The last structure you get access to in Death Stranding is the zip line. It's exactly what it sounds like it is: a zip line between two large poles hundreds of meters apart. If they want to really make an impact on the post-apocalypse world by delivering as many packages as quickly and safely as possible, the savvy porter will build a network of zip lines to support that. That's because the zip lines are the fastest, safest way to travel between two points.

As much as they might want to build ziplines literring the landscape, players have a finite amount of resources available to them for building structures in the game. As a result, players will want to build a network that spans all of the possible cities in the game while using the minimum number of resources to do so.

This is very close the problem of building a minimum spanning tree for a graph. A minimum spanning tree of a graph is a collection of edges that connects all interesting nodes of the graph together. The spanning tree is minimum in the sense that it uses the fewest number of edges, or in the case of a weighted graph, the smallest sum of edges.

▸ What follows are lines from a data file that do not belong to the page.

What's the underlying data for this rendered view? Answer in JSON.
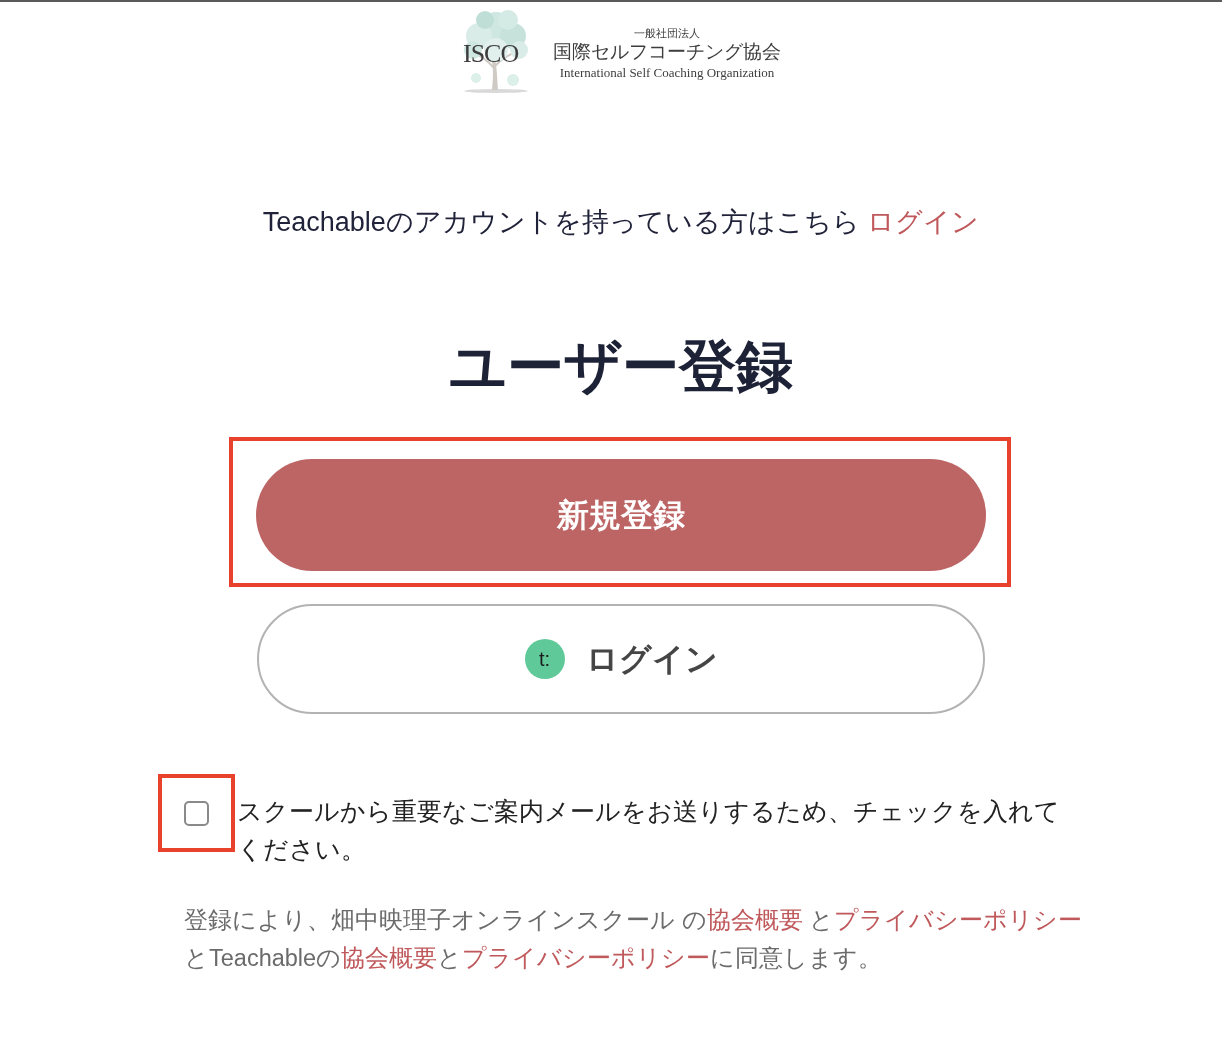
{
  "header": {
    "logo": {
      "mark": "ISCO",
      "prefix": "一般社団法人",
      "name": "国際セルフコーチング協会",
      "english": "International Self Coaching Organization"
    }
  },
  "account_prompt": {
    "text": "Teachableのアカウントを持っている方はこちら",
    "link": "ログイン"
  },
  "title": "ユーザー登録",
  "signup_button": {
    "label": "新規登録",
    "highlighted": true
  },
  "login_button": {
    "badge": "t:",
    "label": "ログイン"
  },
  "consent": {
    "checked": false,
    "highlighted": true,
    "label": "スクールから重要なご案内メールをお送りするため、チェックを入れてください。"
  },
  "terms": [
    {
      "kind": "text",
      "text": "登録により、畑中映理子オンラインスクール の"
    },
    {
      "kind": "link",
      "text": "協会概要"
    },
    {
      "kind": "text",
      "text": " と"
    },
    {
      "kind": "link",
      "text": "プライバシーポリシー"
    },
    {
      "kind": "text",
      "text": "とTeachableの"
    },
    {
      "kind": "link",
      "text": "協会概要"
    },
    {
      "kind": "text",
      "text": "と"
    },
    {
      "kind": "link",
      "text": "プライバシーポリシー"
    },
    {
      "kind": "text",
      "text": "に同意します。"
    }
  ]
}
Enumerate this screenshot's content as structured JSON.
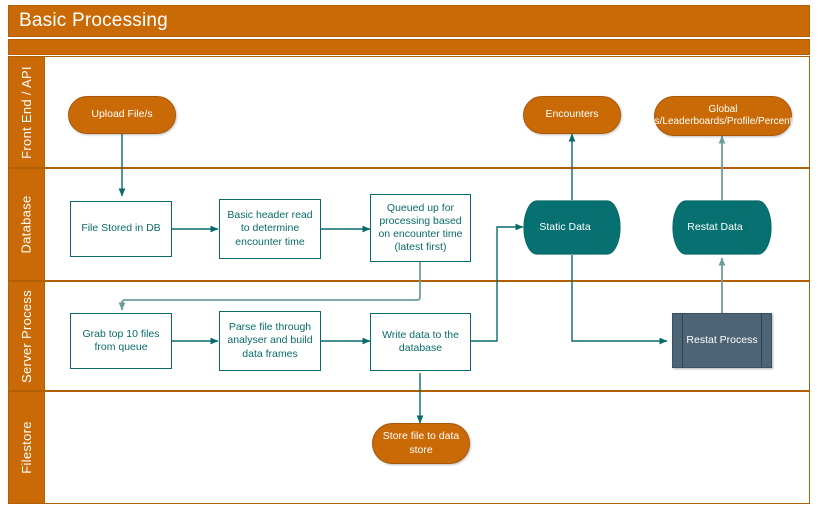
{
  "title": "Basic Processing",
  "palette": {
    "orange": "#c96a06",
    "orange_border": "#b35f05",
    "teal": "#0b6b6b",
    "teal_fill": "#077070",
    "slate": "#4d6477",
    "white": "#ffffff",
    "connector_teal": "#0b6b6b",
    "connector_grey_teal": "#6f9c9c"
  },
  "lanes": [
    {
      "id": "front-end-api",
      "label": "Front End / API"
    },
    {
      "id": "database",
      "label": "Database"
    },
    {
      "id": "server-process",
      "label": "Server Process"
    },
    {
      "id": "filestore",
      "label": "Filestore"
    }
  ],
  "nodes": {
    "upload_files": {
      "label": "Upload File/s",
      "shape": "pill",
      "lane": "front-end-api"
    },
    "encounters": {
      "label": "Encounters",
      "shape": "pill",
      "lane": "front-end-api"
    },
    "global_stats": {
      "label": "Global stats/Leaderboards/Profile/Percentiles",
      "shape": "pill",
      "lane": "front-end-api"
    },
    "file_stored_in_db": {
      "label": "File Stored in DB",
      "shape": "rect",
      "lane": "database"
    },
    "basic_header_read": {
      "label": "Basic header read to determine encounter time",
      "shape": "rect",
      "lane": "database"
    },
    "queued_up": {
      "label": "Queued up for processing based on encounter time (latest first)",
      "shape": "rect",
      "lane": "database"
    },
    "static_data": {
      "label": "Static Data",
      "shape": "cylinder",
      "lane": "database"
    },
    "restat_data": {
      "label": "Restat Data",
      "shape": "cylinder",
      "lane": "database"
    },
    "grab_top_10": {
      "label": "Grab top 10 files from queue",
      "shape": "rect",
      "lane": "server-process"
    },
    "parse_file": {
      "label": "Parse file through analyser and build data frames",
      "shape": "rect",
      "lane": "server-process"
    },
    "write_data": {
      "label": "Write data to the database",
      "shape": "rect",
      "lane": "server-process"
    },
    "restat_process": {
      "label": "Restat Process",
      "shape": "predefined-process",
      "lane": "server-process"
    },
    "store_file": {
      "label": "Store file to data store",
      "shape": "pill",
      "lane": "filestore"
    }
  },
  "edges": [
    {
      "from": "upload_files",
      "to": "file_stored_in_db"
    },
    {
      "from": "file_stored_in_db",
      "to": "basic_header_read"
    },
    {
      "from": "basic_header_read",
      "to": "queued_up"
    },
    {
      "from": "queued_up",
      "to": "grab_top_10"
    },
    {
      "from": "grab_top_10",
      "to": "parse_file"
    },
    {
      "from": "parse_file",
      "to": "write_data"
    },
    {
      "from": "write_data",
      "to": "store_file"
    },
    {
      "from": "write_data",
      "to": "static_data"
    },
    {
      "from": "static_data",
      "to": "encounters"
    },
    {
      "from": "static_data",
      "to": "restat_process"
    },
    {
      "from": "restat_process",
      "to": "restat_data"
    },
    {
      "from": "restat_data",
      "to": "global_stats"
    }
  ]
}
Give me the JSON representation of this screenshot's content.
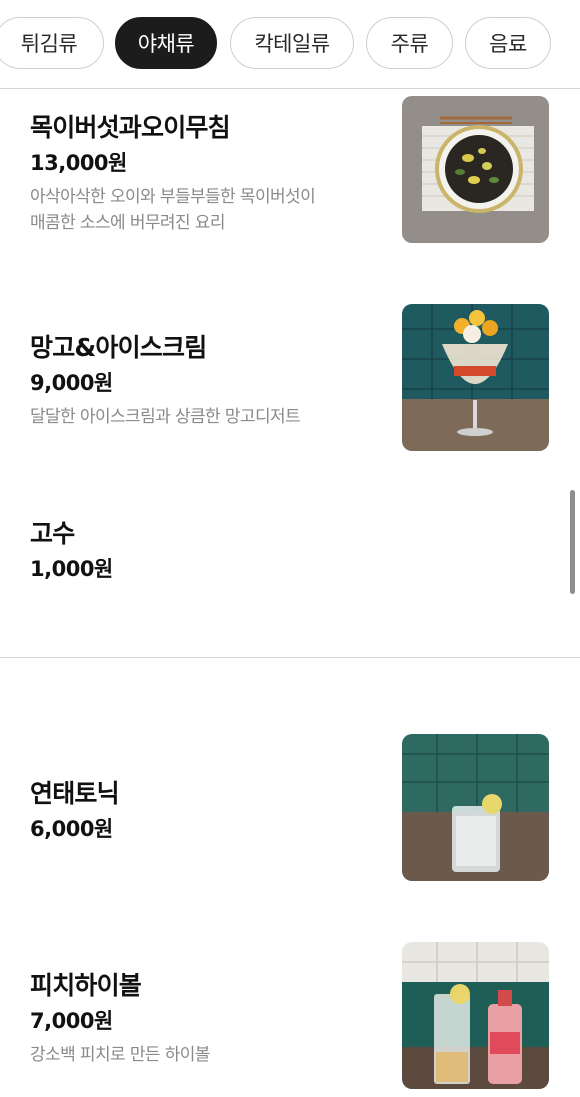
{
  "tabs": [
    {
      "label": "튀김류",
      "active": false
    },
    {
      "label": "야채류",
      "active": true
    },
    {
      "label": "칵테일류",
      "active": false
    },
    {
      "label": "주류",
      "active": false
    },
    {
      "label": "음료",
      "active": false
    }
  ],
  "menu": [
    {
      "title": "목이버섯과오이무침",
      "price": "13,000원",
      "desc_line1": "아삭아삭한 오이와 부들부들한 목이버섯이",
      "desc_line2": "매콤한 소스에 버무려진 요리",
      "image": "mushroom-cucumber-dish-photo"
    },
    {
      "title": "망고&아이스크림",
      "price": "9,000원",
      "desc_line1": "달달한 아이스크림과 상큼한 망고디저트",
      "image": "mango-parfait-photo"
    },
    {
      "title": "고수",
      "price": "1,000원"
    },
    {
      "title": "연태토닉",
      "price": "6,000원",
      "image": "tonic-glass-photo"
    },
    {
      "title": "피치하이볼",
      "price": "7,000원",
      "desc_line1": "강소백 피치로 만든 하이볼",
      "image": "peach-highball-photo"
    }
  ],
  "colors": {
    "active_tab": "#1c1c1c",
    "desc_text": "#8a8a8a",
    "divider": "#d7d7d7"
  }
}
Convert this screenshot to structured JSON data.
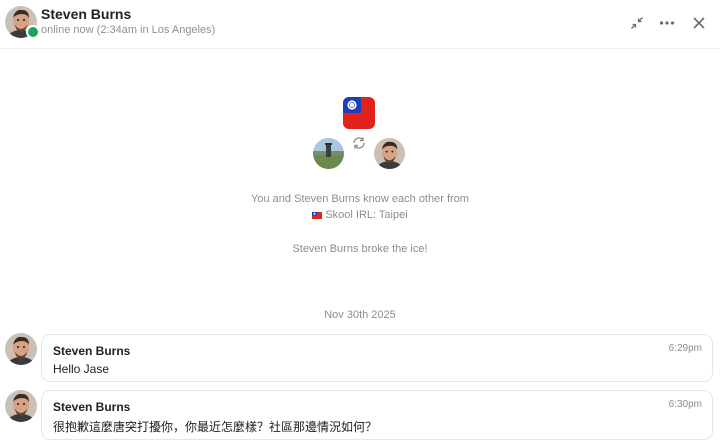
{
  "header": {
    "name": "Steven Burns",
    "status": "online now (2:34am in Los Angeles)",
    "buttons": {
      "collapse": "collapse-icon",
      "more": "more-icon",
      "close": "close-icon"
    }
  },
  "intro": {
    "know_text": "You and Steven Burns know each other from",
    "group": "Skool IRL: Taipei",
    "ice_text": "Steven Burns broke the ice!"
  },
  "date_separator": "Nov 30th 2025",
  "messages": [
    {
      "author": "Steven Burns",
      "time": "6:29pm",
      "text": "Hello Jase"
    },
    {
      "author": "Steven Burns",
      "time": "6:30pm",
      "text": "很抱歉這麼唐突打擾你，你最近怎麼樣？社區那邊情況如何？"
    }
  ],
  "colors": {
    "online": "#1ea35a",
    "muted_text": "#8c8c8c",
    "flag_red": "#e2231a",
    "flag_blue": "#1d3fbd"
  }
}
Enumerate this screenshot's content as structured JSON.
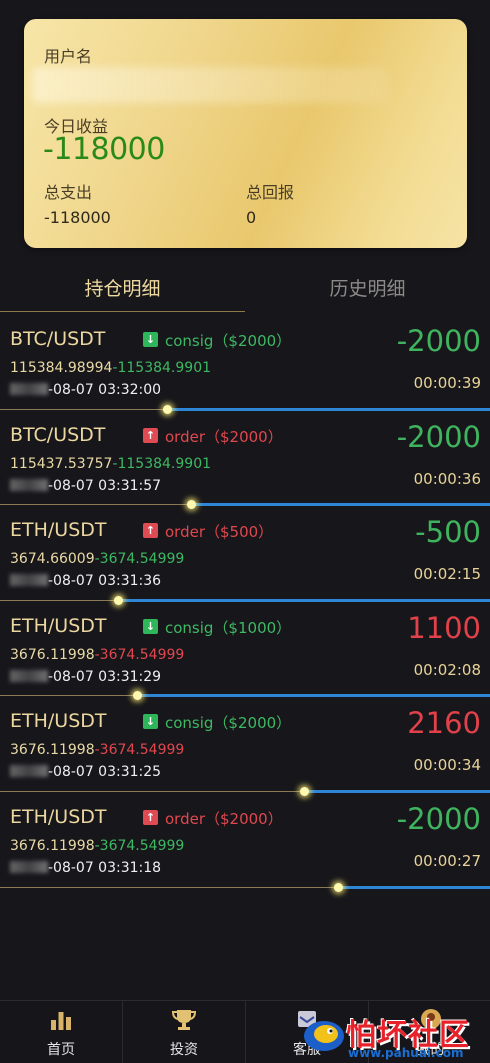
{
  "account": {
    "username_label": "用户名",
    "today_profit_label": "今日收益",
    "today_profit_value": "-118000",
    "total_expense_label": "总支出",
    "total_expense_value": "-118000",
    "total_return_label": "总回报",
    "total_return_value": "0"
  },
  "tabs": {
    "holdings": "持仓明细",
    "history": "历史明细"
  },
  "positions": [
    {
      "pair": "BTC/USDT",
      "direction": "down",
      "direction_text": "consig（$2000）",
      "open_price": "115384.98994",
      "current_price": "-115384.9901",
      "current_color": "green",
      "time": "-08-07 03:32:00",
      "pnl": "-2000",
      "pnl_color": "green",
      "countdown": "00:00:39",
      "progress": 0.34
    },
    {
      "pair": "BTC/USDT",
      "direction": "up",
      "direction_text": "order（$2000）",
      "open_price": "115437.53757",
      "current_price": "-115384.9901",
      "current_color": "green",
      "time": "-08-07 03:31:57",
      "pnl": "-2000",
      "pnl_color": "green",
      "countdown": "00:00:36",
      "progress": 0.39
    },
    {
      "pair": "ETH/USDT",
      "direction": "up",
      "direction_text": "order（$500）",
      "open_price": "3674.66009",
      "current_price": "-3674.54999",
      "current_color": "green",
      "time": "-08-07 03:31:36",
      "pnl": "-500",
      "pnl_color": "green",
      "countdown": "00:02:15",
      "progress": 0.24
    },
    {
      "pair": "ETH/USDT",
      "direction": "down",
      "direction_text": "consig（$1000）",
      "open_price": "3676.11998",
      "current_price": "-3674.54999",
      "current_color": "red",
      "time": "-08-07 03:31:29",
      "pnl": "1100",
      "pnl_color": "red",
      "countdown": "00:02:08",
      "progress": 0.28
    },
    {
      "pair": "ETH/USDT",
      "direction": "down",
      "direction_text": "consig（$2000）",
      "open_price": "3676.11998",
      "current_price": "-3674.54999",
      "current_color": "red",
      "time": "-08-07 03:31:25",
      "pnl": "2160",
      "pnl_color": "red",
      "countdown": "00:00:34",
      "progress": 0.62
    },
    {
      "pair": "ETH/USDT",
      "direction": "up",
      "direction_text": "order（$2000）",
      "open_price": "3676.11998",
      "current_price": "-3674.54999",
      "current_color": "green",
      "time": "-08-07 03:31:18",
      "pnl": "-2000",
      "pnl_color": "green",
      "countdown": "00:00:27",
      "progress": 0.69
    }
  ],
  "nav": {
    "home": "首页",
    "invest": "投资",
    "service": "客服",
    "mine": "我的"
  },
  "watermark": {
    "text": "怕坏社区",
    "url": "www.pahuai.com"
  },
  "colors": {
    "card_gold": "#efd58a",
    "profit_green": "#3fb45f",
    "loss_red": "#e0414a",
    "progress_blue": "#2e86d6"
  }
}
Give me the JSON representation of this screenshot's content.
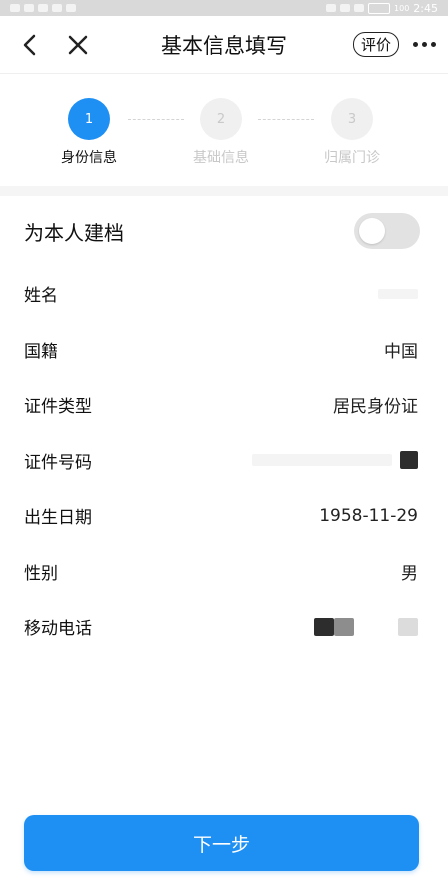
{
  "status_bar": {
    "time": "2:45",
    "battery": "100"
  },
  "nav": {
    "title": "基本信息填写",
    "rate_label": "评价"
  },
  "steps": [
    {
      "number": "1",
      "label": "身份信息",
      "active": true
    },
    {
      "number": "2",
      "label": "基础信息",
      "active": false
    },
    {
      "number": "3",
      "label": "归属门诊",
      "active": false
    }
  ],
  "self_record": {
    "label": "为本人建档",
    "enabled": false
  },
  "form": {
    "name": {
      "label": "姓名"
    },
    "nationality": {
      "label": "国籍",
      "value": "中国"
    },
    "id_type": {
      "label": "证件类型",
      "value": "居民身份证"
    },
    "id_number": {
      "label": "证件号码"
    },
    "birth_date": {
      "label": "出生日期",
      "value": "1958-11-29"
    },
    "gender": {
      "label": "性别",
      "value": "男"
    },
    "mobile": {
      "label": "移动电话"
    }
  },
  "next_button": {
    "label": "下一步"
  },
  "colors": {
    "accent": "#1e8ff3",
    "inactive_step": "#f0f0f0"
  }
}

For Death Stranding, the interesting nodes are the locations where the player would like to deliver packages, and the edges represent zip line placements. The routing problem in Death Stranding is simple enough that we can just use edge count, rather than edge weight, when computing the minimum spanning tree for the game.

# Conclusion

I really enjoyed my time with Death Stranding. It's nice to see any game try something radically different from other titles, and that's even rarer in the AAA video game space. It was a pleasant surprise to see the things which I care so passionately about reflected in my favorite hobby.